Le charbon vert est issu d'un procédé unique : la carbonisation en cornue. Il s'agit de récupérer n'importe quel résidu agricole, comme la balle de riz ou le typha (plante de milieux humides), et de le chauffer en continu "dans un tunnel étanche sans oxygène ni contact direct avec la flamme", explique Rachid Hadibi, directeur du projet charbon vert chez Pro-Natura International (PNI). "Ainsi, le produit ne brûle pas et on obtient un rendement moyen de 33% contre 10 à 20% pour le charbon de bois", précise-t-il. Aujourd'hui, la machine produit une tonne de charbon vert par jour et permet l'approvisionnement quotidien de 7 000 personnes. Avec ce produit, PNI a également créé 30 emplois.

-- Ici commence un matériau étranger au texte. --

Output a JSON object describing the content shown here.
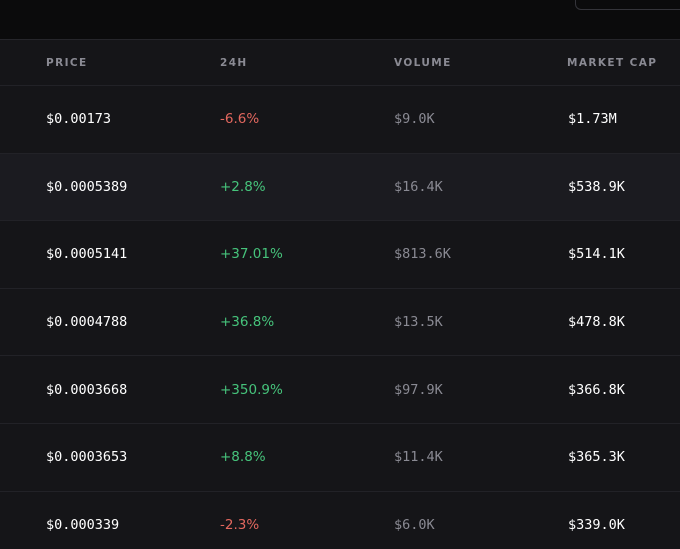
{
  "columns": {
    "price": "PRICE",
    "change": "24H",
    "volume": "VOLUME",
    "market_cap": "MARKET CAP"
  },
  "rows": [
    {
      "price": "$0.00173",
      "change": "-6.6%",
      "direction": "down",
      "volume": "$9.0K",
      "market_cap": "$1.73M"
    },
    {
      "price": "$0.0005389",
      "change": "+2.8%",
      "direction": "up",
      "volume": "$16.4K",
      "market_cap": "$538.9K"
    },
    {
      "price": "$0.0005141",
      "change": "+37.01%",
      "direction": "up",
      "volume": "$813.6K",
      "market_cap": "$514.1K"
    },
    {
      "price": "$0.0004788",
      "change": "+36.8%",
      "direction": "up",
      "volume": "$13.5K",
      "market_cap": "$478.8K"
    },
    {
      "price": "$0.0003668",
      "change": "+350.9%",
      "direction": "up",
      "volume": "$97.9K",
      "market_cap": "$366.8K"
    },
    {
      "price": "$0.0003653",
      "change": "+8.8%",
      "direction": "up",
      "volume": "$11.4K",
      "market_cap": "$365.3K"
    },
    {
      "price": "$0.000339",
      "change": "-2.3%",
      "direction": "down",
      "volume": "$6.0K",
      "market_cap": "$339.0K"
    }
  ],
  "colors": {
    "positive": "#46c37b",
    "negative": "#e2675e"
  }
}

Deux milliards de personnes, essentiellement dans les pays du Sud, dépendent du bois pour leurs besoins en énergie domestique. "A Dakar, une famille moyenne dépense 30% de ses revenus dans le charbon de bois", précise Guy Reinaud, président de Pro-Natura. De plus en plus rare et coûteux, le bois devient difficile d'accès, sa qualité se dégrade et les énergies de substitution sont peu développées. Cause majeure de la déforestation, le recours intensif au bois entraîne sécheresse, désertification, hausse des émissions de gaz à effet de serre, et contribue au réchauffement climatique. "Dans les pays du Sud, la pression démographique et les pratiques agricoles extensives détruisent la forêt et amplifient la pauvreté", explique Guy Reinaud. "Il faut briser ce cercle vicieux entre pauvreté et dégradation de l'environnement".
- "Que des avantages et strictement aucun inconvénient" -
Fondée en 1985, Pro-Natura s'est internationalisée en 1992, après la Conférence de Rio. Cette ONG fournit des alternatives économiques viables pour les populations les plus pauvres. Elle cherche ainsi à lier le succès de l'économie locale à la préservation et à la restauration des ressources naturelles. Pour PNI, le développement participatif : "développement organisé par la population elle-même de façon démocratique", est le seul moyen efficace pour améliorer les conditions de vie de ces communautés. Dans les années 90, l'ONG imagine la fabrication d'un charbon vert pour utiliser une autre énergie que le bois. Après 14 années de recherches et 4 millions d'euros d'investissements, Pro-Natura a installé sa première machine, la Pyro-6F, en décembre 2007 au Sénégal.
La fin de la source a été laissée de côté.